Même si je trouve que le qualificatif euphorique est un peu fort (même si on veut garder un certain parallèle avec l’alcool), j’aime bien cette définition parce qu’elle ramène l’état à celui de l’usager et non à son ordinateur. Et ça reflète mieux l’idée que j’avais à l’esprit quand j’ai eu ce flash. Je trouve donc qu’une combinaison des nos idées donne la meilleure définition… Alors, si on résume, la définition officielle du néologisme « webriété » comme dans l’expression « état de webriété » est:

« État quasi-euphorique d’un internaute provoqué par une utilisation intensive de contenu et d’applications provenant du web. Cette surabondance d’information et de données peut aller jusqu’à faire perdre un certain discernement à l’internaute. »

Avez-vous déjà été en état de « webriété »? Probablement que oui.  Heureusement, les remèdes contre cet état sont fort similaires à ceux recommandés par les médecins pour contrer les ravages de l’alcool.

  1. Réduire sa consommation
  2. Boire beaucoup d’eau
  3. Faire de l’exercice
  4. Dormez plus et mieux

PS: Merci à AgentSolo (Yves Williams) d’avoir bonifié mon flash.

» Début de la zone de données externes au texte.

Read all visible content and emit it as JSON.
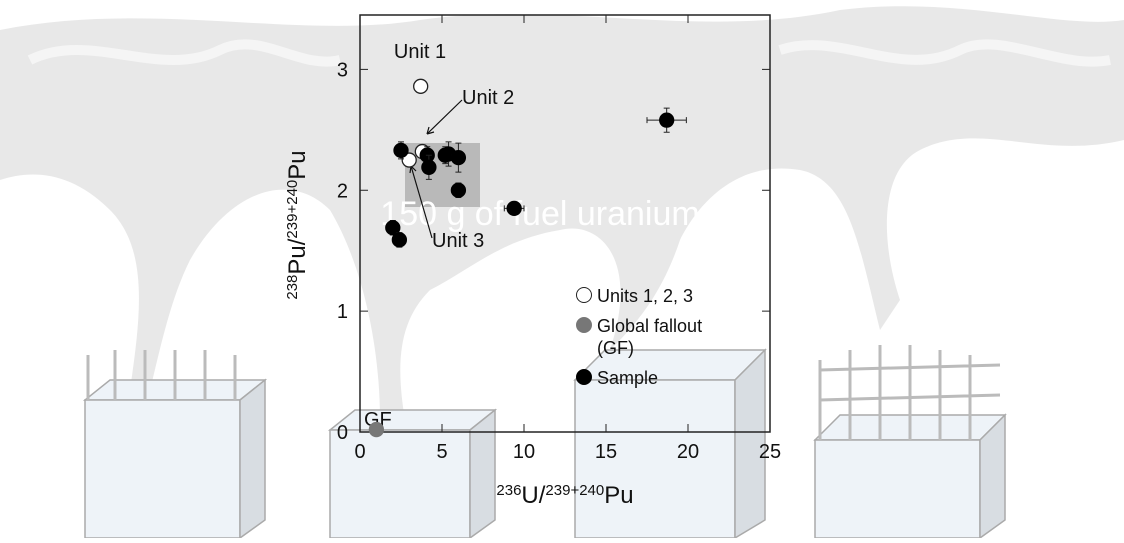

C’est une belle démonstration de la puissance du web 2.0.

MAJ, le 7 mai 2009. Est-ce que vous croyez que le concept de « webriété » est 0,08, 2.0 ou serait-il une nouvelle incarnation du web 3.0? À ceux qui, comme Michel Monette, croyaient que le web 3.0 allait leur permettre de mieux déguster l’information, je pense qu’il faudra garder un pot de Tylenol tout près. C’est connu, le vin d’épicerie donne plus de maux de tête…

MAJ le 15 mai. Ca y est, ce néologisme est désormais officialisé car il apparait depuis hier dans le Dictionnaire du futur. Ma définition originale a été bonifiée par Anne-Caroline Paucot et Albertine Meunier et vous pouvez la retrouvez en entier ici. Ca me donne presque le goût de créer d’autres mots!